Until now, Meghan has lived a relatively normal life - but no more. Photo / AP
We don't know her name or her age or her rank but we do know her face. There she was shadowing the Duchess of Sussex on the beach in Australia during the Sussex's' much ballyhooed Pacific tour. There she was speedily escorting Meghan out of a market in Fiji because of a security risk.
Over the last few months, we have all gotten used to spying the Duchess of Sussex's Personal Protection Officer (AKA chief bodyguard) trailing in the newly-minted royal's wake. Blonde and glowering she was a regular presence by Meghan's side as she made her first foray into royal life.
But, it's time to say goodbye with the news breaking that the unnamed officer is leaving the Duchess' employ (and the police service).
Her departure makes her the fourth high-profile member of Kensington Palace staff who have quit in recent months, a spate of resignations that is desperately close to being an exodus.
However, in among all the hand-wringing about Meghan's alleged taskmaster ways (5am starts! Multiple emails a day! Heaven forbid!), is a curious little morsel. The Sunday Times in the UK has reported that the former Suits star's hunger to be seen as "one of the people" made things very tricky for her protection detail and is the reason behind her bodyguard's resignation.
"Unlike someone who has grown up in the royal family and has been used to having close protection from an early age, it can be quite constraining," an unnamed Scotland Yard told the paper.
"Even though she was a famous actress, she could still do what she wanted in the way of getting around freely.
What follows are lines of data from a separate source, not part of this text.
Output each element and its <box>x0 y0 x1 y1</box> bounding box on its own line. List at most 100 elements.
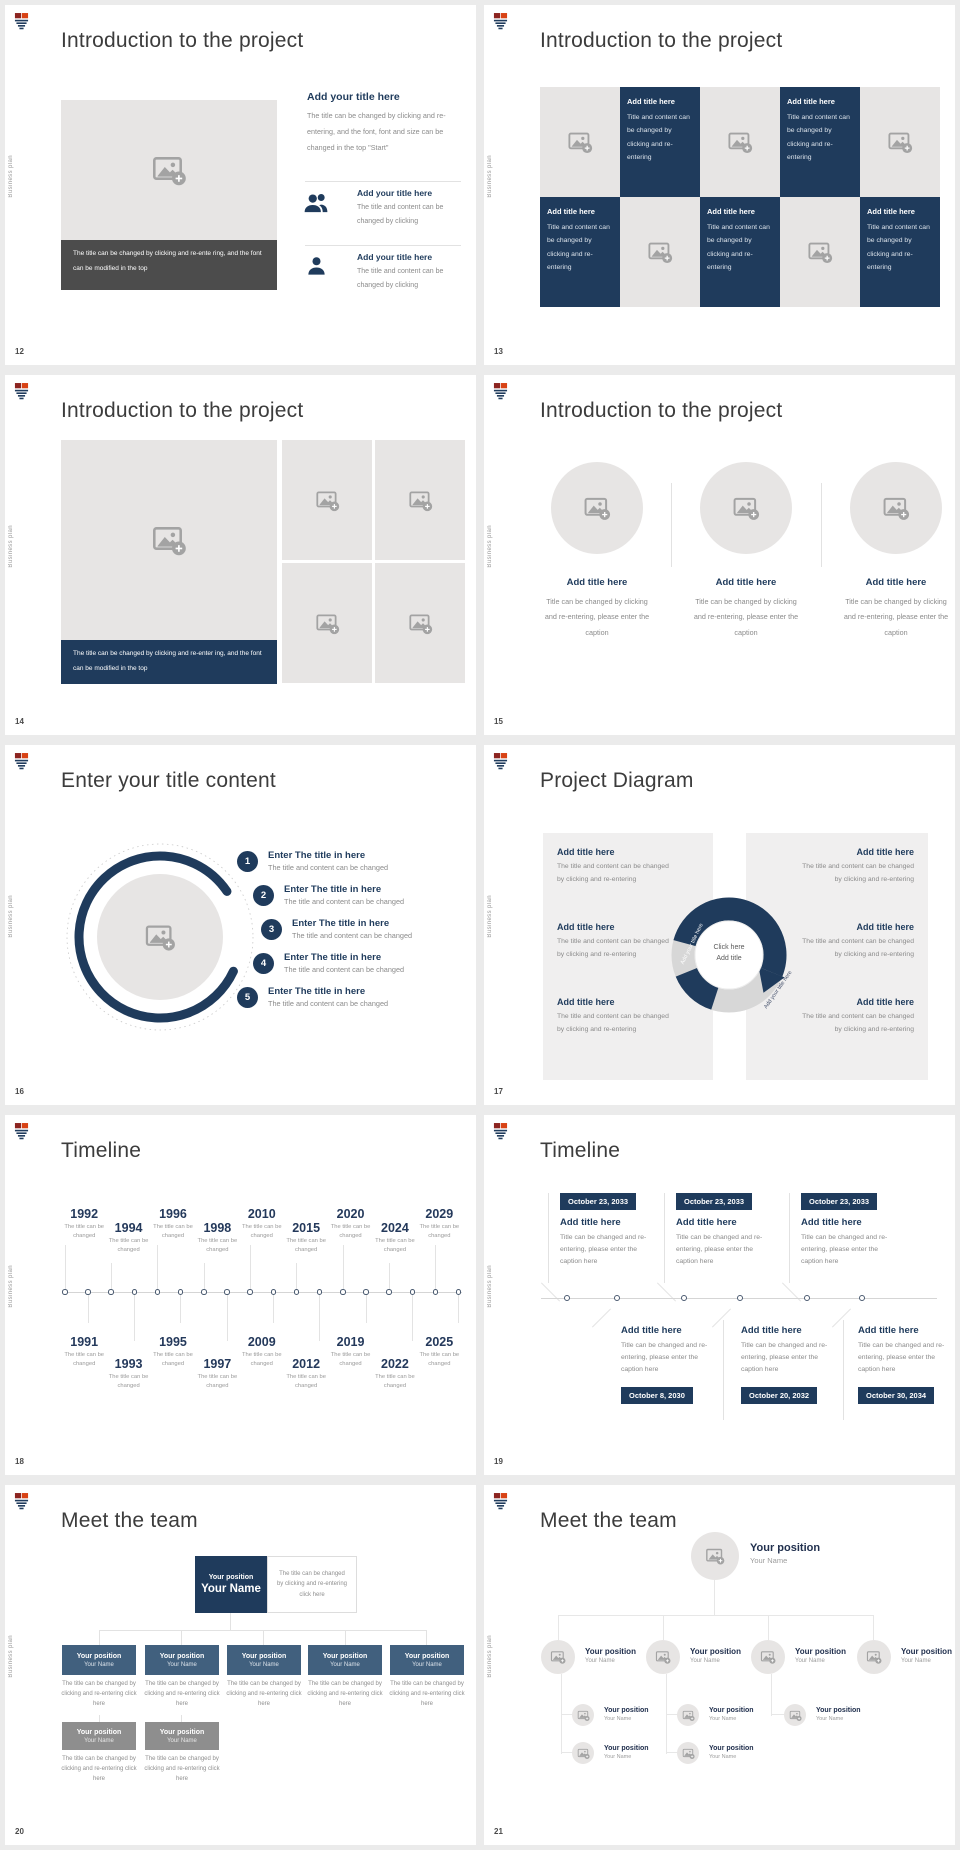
year-caption: The title can be changed <box>64 1224 105 1239</box>
slide-16[interactable]: Business plan Enter your title content 1… <box>5 745 476 1105</box>
title-cell: Add title here Title and content can be … <box>540 197 620 307</box>
block-body: The title and content can be changed by … <box>557 938 669 958</box>
brand-logo-icon <box>493 1122 508 1140</box>
org-position: Your position <box>901 1647 952 1656</box>
block-heading: Add title here <box>557 997 615 1007</box>
timeline-entry: 1996 The title can be changed <box>151 1207 195 1254</box>
marker-stem <box>157 1245 159 1289</box>
step-body: The title and content can be changed <box>284 897 405 906</box>
year-caption: The title can be changed <box>375 1374 415 1389</box>
block-body: The title and content can be changed by … <box>557 863 669 883</box>
step-number: 4 <box>253 953 274 974</box>
image-placeholder-icon <box>887 129 913 155</box>
marker-dot <box>804 1295 810 1301</box>
step-heading: Enter The title in here <box>292 918 390 929</box>
item-body: The title and content can be changed by … <box>357 204 444 225</box>
marker-stem <box>87 1295 89 1323</box>
image-placeholder <box>860 87 940 197</box>
year-label: 1998 <box>203 1221 232 1235</box>
card-body: Title can be changed and re-entering, pl… <box>676 1234 763 1266</box>
marker-dot <box>131 1289 138 1295</box>
year-label: 2019 <box>336 1335 365 1349</box>
item-body: The title and content can be changed by … <box>357 268 444 289</box>
image-placeholder-icon <box>807 239 833 265</box>
cell-heading: Add title here <box>547 207 595 216</box>
org-member-box-gray: Your position Your Name <box>62 1722 136 1750</box>
year-caption: The title can be changed <box>286 1374 326 1389</box>
timeline-marker <box>224 1289 230 1341</box>
timeline-entry: 1998 The title can be changed <box>195 1221 239 1254</box>
image-placeholder-icon <box>705 1546 725 1566</box>
slide-12[interactable]: Business plan Introduction to the projec… <box>5 5 476 365</box>
date-badge: October 23, 2033 <box>801 1193 878 1210</box>
marker-dot <box>224 1289 230 1295</box>
slide-title: Introduction to the project <box>540 399 783 422</box>
connector-line <box>181 1715 182 1722</box>
image-placeholder-icon <box>655 1649 671 1665</box>
image-placeholder-icon <box>882 494 910 522</box>
slide-13[interactable]: Business plan Introduction to the projec… <box>484 5 955 365</box>
marker-stem <box>134 1295 136 1341</box>
timeline-marker <box>386 1263 392 1295</box>
connector-line <box>345 1630 346 1645</box>
org-position: Your position <box>404 1652 450 1660</box>
card-heading: Add title here <box>621 1325 682 1336</box>
marker-dot <box>455 1289 462 1295</box>
cell-body: Title and content can be changed by clic… <box>787 114 850 161</box>
column-body: Title can be changed by clicking and re-… <box>544 597 650 637</box>
timeline-entry: 2010 The title can be changed <box>240 1207 284 1254</box>
org-position: Your position <box>709 1707 754 1714</box>
slide-title: Meet the team <box>61 1509 198 1532</box>
brand-logo-icon <box>14 1122 29 1140</box>
slide-18[interactable]: Business plan Timeline 1992 The title can… <box>5 1115 476 1475</box>
timeline-entry: 1993 The title can be changed <box>106 1357 150 1390</box>
step-heading: Enter The title in here <box>268 986 366 997</box>
org-member-box-gray: Your position Your Name <box>145 1722 219 1750</box>
slide-14[interactable]: Business plan Introduction to the projec… <box>5 375 476 735</box>
timeline-entry: 2012 The title can be changed <box>284 1357 328 1390</box>
org-member-label: Your position Your Name <box>901 1647 952 1664</box>
marker-stem <box>180 1295 182 1323</box>
slide-17[interactable]: Business plan Project Diagram Add title … <box>484 745 955 1105</box>
card-heading: Add title here <box>858 1325 919 1336</box>
year-caption: The title can be changed <box>330 1224 371 1239</box>
image-placeholder-icon <box>682 1709 695 1722</box>
year-caption: The title can be changed <box>241 1224 282 1239</box>
block-heading: Add title here <box>856 997 914 1007</box>
cell-heading: Add title here <box>787 97 835 106</box>
slide-15[interactable]: Business plan Introduction to the projec… <box>484 375 955 735</box>
slide-20[interactable]: Business plan Meet the team Your positio… <box>5 1485 476 1845</box>
org-member-note: The title can be changed by clicking and… <box>144 1756 220 1783</box>
timeline-entry: 1995 The title can be changed <box>151 1335 195 1390</box>
marker-dot <box>293 1289 300 1295</box>
slide-number: 20 <box>15 1827 24 1836</box>
section-body: The title can be changed by clicking and… <box>307 111 446 153</box>
step-number: 2 <box>253 885 274 906</box>
slide-19[interactable]: Business plan Timeline October 23, 2033 … <box>484 1115 955 1475</box>
step-number: 5 <box>237 987 258 1008</box>
slide-21[interactable]: Business plan Meet the team Your positio… <box>484 1485 955 1845</box>
marker-dot <box>340 1289 346 1295</box>
year-caption: The title can be changed <box>153 1352 193 1367</box>
card-heading: Add title here <box>676 1217 737 1228</box>
cycle-diagram <box>671 897 787 1013</box>
cell-body: Title and content can be changed by clic… <box>867 224 930 271</box>
slide-number: 12 <box>15 347 24 356</box>
timeline-entry: 2020 The title can be changed <box>328 1207 372 1254</box>
org-root-note: The title can be changed by clicking and… <box>267 1556 357 1613</box>
org-member-label: Your position Your Name <box>709 1745 754 1760</box>
marker-dot <box>85 1289 91 1295</box>
org-member-label: Your position Your Name <box>604 1707 649 1722</box>
year-caption: The title can be changed <box>419 1352 460 1367</box>
card-body: Title can be changed and re-entering, pl… <box>858 1342 945 1374</box>
year-label: 2029 <box>425 1207 454 1221</box>
block-body: The title and content can be changed by … <box>802 938 914 958</box>
image-placeholder-icon <box>789 1709 802 1722</box>
marker-stem <box>435 1245 437 1289</box>
date-badge: October 30, 2034 <box>858 1387 935 1404</box>
card-diagonal-line <box>711 1308 732 1328</box>
timeline-axis <box>62 1292 462 1293</box>
connector-line <box>561 1714 573 1715</box>
org-name: Your Name <box>709 1754 737 1760</box>
card-body: Title can be changed and re-entering, pl… <box>741 1342 828 1374</box>
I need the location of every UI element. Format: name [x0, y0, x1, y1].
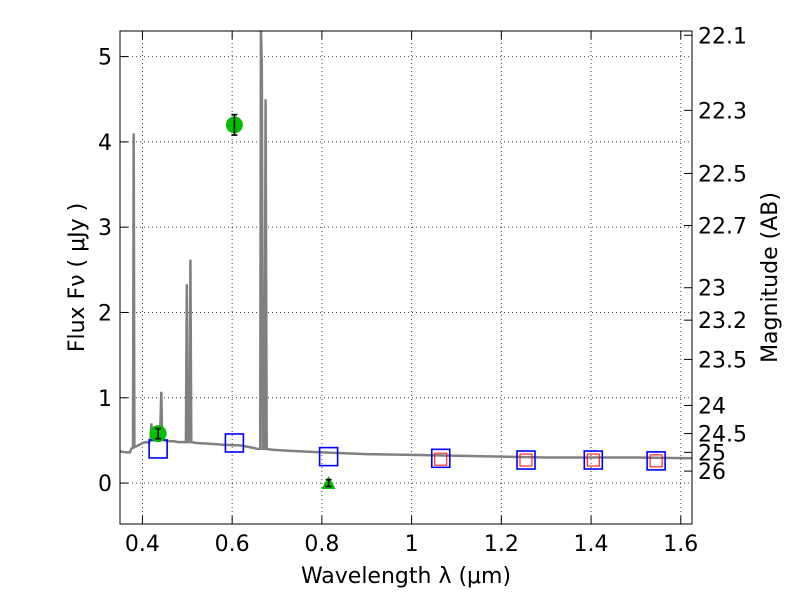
right-tick-label: 22.1	[698, 24, 747, 49]
model-box-marker	[646, 451, 666, 471]
inner-box-marker	[434, 452, 448, 466]
x-axis-label: Wavelength λ (μm)	[301, 564, 511, 589]
model-box-marker	[430, 448, 451, 469]
x-tick-label: 0.4	[125, 532, 160, 557]
x-tick-label: 0.6	[215, 532, 250, 557]
y-tick-label: 1	[98, 387, 112, 412]
right-tick-label: 23.2	[698, 309, 747, 334]
model-box-marker	[148, 439, 168, 459]
right-tick-label: 24	[698, 394, 726, 419]
model-box-marker	[224, 433, 245, 453]
model-box-marker	[583, 450, 604, 470]
y-tick-label: 4	[98, 131, 112, 156]
y-axis-label: Flux Fν ( μJy )	[65, 203, 90, 352]
x-tick-label: 1.2	[484, 532, 519, 557]
model-box-marker	[318, 446, 339, 467]
right-tick-label: 26	[698, 460, 726, 485]
x-tick-label: 1	[405, 532, 419, 557]
right-axis-label: Magnitude (AB)	[758, 192, 783, 363]
right-tick-label: 23.5	[698, 348, 747, 373]
right-tick-label: 22.5	[698, 162, 747, 187]
y-tick-label: 3	[98, 216, 112, 241]
right-tick-label: 25	[698, 441, 726, 466]
y-tick-label: 0	[98, 472, 112, 497]
right-tick-label: 23	[698, 277, 726, 302]
inner-box-marker	[519, 453, 533, 467]
x-tick-label: 0.8	[304, 532, 339, 557]
right-tick-label: 24.5	[698, 423, 747, 448]
inner-box-marker	[649, 454, 663, 468]
spectrum-line	[120, 31, 692, 460]
right-tick-label: 22.7	[698, 214, 747, 239]
inner-box-marker	[586, 453, 600, 467]
right-tick-label: 22.3	[698, 99, 747, 124]
x-tick-label: 1.6	[663, 532, 698, 557]
y-tick-label: 2	[98, 301, 112, 326]
model-box-marker	[516, 450, 536, 470]
x-tick-label: 1.4	[574, 532, 609, 557]
plot-frame	[119, 30, 693, 525]
y-tick-label: 5	[98, 46, 112, 71]
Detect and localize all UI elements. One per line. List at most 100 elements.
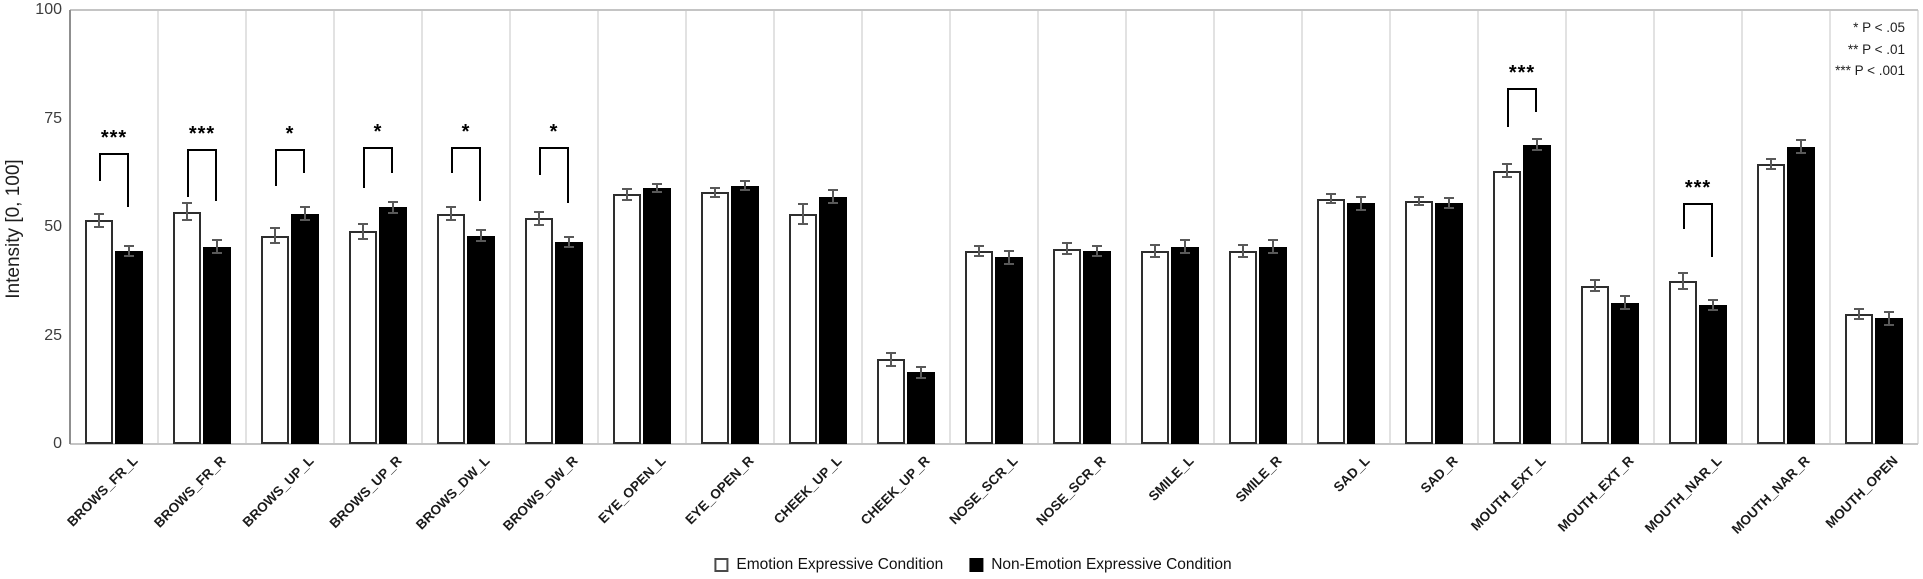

But in her current role she can't go anywhere without her protection team and that's a massive constraining force on an individual like her."
Kate Middleton had nearly nine years of life as a royal girlfriend to get used to the limitations such an association might put on a girl. The PR gal formerly known as Sophie Rhys Jones (AKA the now Countess of Wessex) racked up six years as Prince Edward's plus one before he put a ring on it.
Meghan, by contrast, has had a very short introduction to Windsor life. It was only months after she said farewell to her TV career and she moved to London to live in Nott Cott with Prince Harry before he popped the question mid a now iconic roast chicken dinner.
Meghan has not had the years and years of being slowly introduced to the strictures and rigidity of being a Windsor wife to adapt as other royal brides have. (Even Princess Eugenie's charming new husband Jack Brooksbank had seven years of contending with Fergie at Christmas and navigating Buckingham Palace protocol before he became an official member of The Firm.)
And herein lies the rub: Meghan might want to be "one of the people" but she can't and she never will be again. When she walked down the aisle of St George's chapel clad in Givenchy and wearing her second-choice tiara she was making a bargain whose cost she is only now grasping.
When Meghan became a royal, normalcy, along with spontaneity and living unobtrusively, went out the window. Being royal means forgoing many of the things we mere mortals might take for granted and not being able to make furtive dashes to the Kensington Wholefoods whenever she fancies.
Being royal means ceding control of large parts of your life to a retinue of armed officers constantly scanning crowds for violent threats. It means that when you renovate your house (as Harry and Meghan currently are) you have to install a vast array of state-of-the-art security systems.
And while the royal family might have become a lot more relatable in recent years, largely thanks to Kate's beaming smile and penchant for Zara tops, they are absolutely not regular people, the reality of which seems to only now be sinking in for Meghan.
You can't be a woman of the people AND a putative Princess. As another former royal so dramatically discovered, you can't have your cake and eat it too.
The unfortunate truth about being a royal is that it comes at a high price and Meghan has got to pay up.